Период превращения марксизма в государственную идеологию предполагал специальную работу по систематизации идей Маркса и Энгельса, которая проводилась не только в самом СССР, но и усилиями журналистов, идеологов и теоретиков рабочих партий Европы. В каком-то отношении эта работа была продолжением того, что начиная с конца 1890-х годов уже делали Ф. Энгельс, К. Каутский, Э. Бернштейн, П. Лафарг и другие. Но многие из этих ранних систематизаторов в 20-е годы уже зарекомендовали себя в СССР как правые оппортунисты, как сторонники представлений о преждевременности Октябрьской революции и поэтому критически настроенные по отношению ко всему тому, что за ней последовало. В то же время, как мы показали в первом разделе нашей работы, формирование «ортодоксального» марксизма в СССР совпало по времени с поворотом в политике правящей партии в сторону социал-реформизма, получившего название «новой экономической политики». Поэтому систематизация марксизма сохраняет общий ориентир на редукционистский схематизм, выразившийся прежде всего в «пятичленке», учении о пяти общественно-экономических формациях, и на «экономический материализм», отождествлявший общественное бытие со способом производства и господствующими экономическими отношениями.

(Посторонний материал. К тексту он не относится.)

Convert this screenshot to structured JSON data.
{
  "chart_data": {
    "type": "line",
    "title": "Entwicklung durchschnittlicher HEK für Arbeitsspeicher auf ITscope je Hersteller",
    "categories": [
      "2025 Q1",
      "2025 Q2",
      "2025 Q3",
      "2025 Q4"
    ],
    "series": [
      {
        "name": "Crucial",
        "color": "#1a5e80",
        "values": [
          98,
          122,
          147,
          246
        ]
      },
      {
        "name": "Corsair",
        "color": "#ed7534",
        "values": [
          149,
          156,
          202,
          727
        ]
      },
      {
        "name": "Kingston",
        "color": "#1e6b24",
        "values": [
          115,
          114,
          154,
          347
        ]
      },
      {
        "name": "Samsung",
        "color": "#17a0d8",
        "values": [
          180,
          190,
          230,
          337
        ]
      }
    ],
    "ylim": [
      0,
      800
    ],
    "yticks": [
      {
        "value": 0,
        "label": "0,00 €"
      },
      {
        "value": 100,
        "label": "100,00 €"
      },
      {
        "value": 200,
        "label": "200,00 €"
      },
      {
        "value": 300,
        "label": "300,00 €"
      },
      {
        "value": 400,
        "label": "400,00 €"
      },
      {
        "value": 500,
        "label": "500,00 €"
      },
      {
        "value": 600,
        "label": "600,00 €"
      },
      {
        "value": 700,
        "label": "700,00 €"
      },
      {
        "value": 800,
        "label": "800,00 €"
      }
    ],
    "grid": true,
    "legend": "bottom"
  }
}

Важно отметить то обстоятельство, что учреждения, на которые руководством партии возлагалась работа по систематизации марксизма, в 20-е годы активно сотрудничают с зарубежными организациями. Наиболее показательный пример – взаимодействие Института Маркса и Энгельса под руководством Д. Б. Рязанова в Москве и знаменитого Института социальных исследований во Франкфурте-на-Майне, вначале возглавлявшегося К. Грюнбергом, а затем М. Хоркхаймером, института, вокруг которого сформировалось одной из наиболее авторитетных течений неомарксизма, получившее название «франкфуртской школы».

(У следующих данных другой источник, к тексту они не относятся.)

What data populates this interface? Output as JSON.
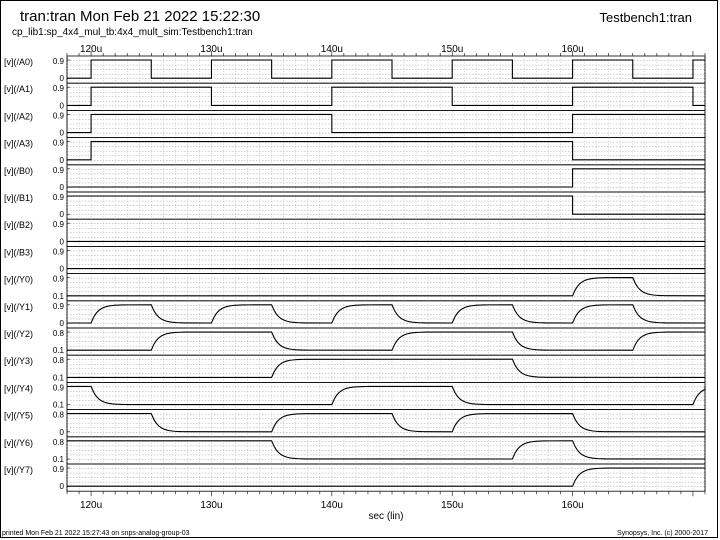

Превращение марксизма в идеологию с самого начала понималось двояко – во-первых, как решение задач чисто апологетического характера, как оправдание и обоснование действий правящего класса, какими бы они ни были, а во-вторых, как разработка определенного набора методологических установок, позволявших «специалистам по марксизму» выступать в роли идеологических надсмотрщиков в области естествознания и гуманитарных наук. Соответственно те, за кем осуществлялся надсмотр, должны были эти установки осваивать и эффективно применять их в своих научных исследованиях. Эта идеологическая функция очень скоро начинает представляться чем-то настолько самоочевидным, что никто и не вспоминает, что сами Маркс и Энгельс слово «идеология» употребляли исключительно в негативном смысле, обозначая им форму ложного сознания, искажающего реальность в соответствии с классовыми, сословными и групповыми интересами. И если первая – апологетическая – задача еще в какой-то мере допускала обращение к «полезной лжи» марксизма как идеологии, то вторая – методологическая – в корне такому обращению противоречила. Но процесс превращения марксизма в идеологию имел непреложно универсальный характер, и эти, казалось бы, явные несуразности оставались незамеченными.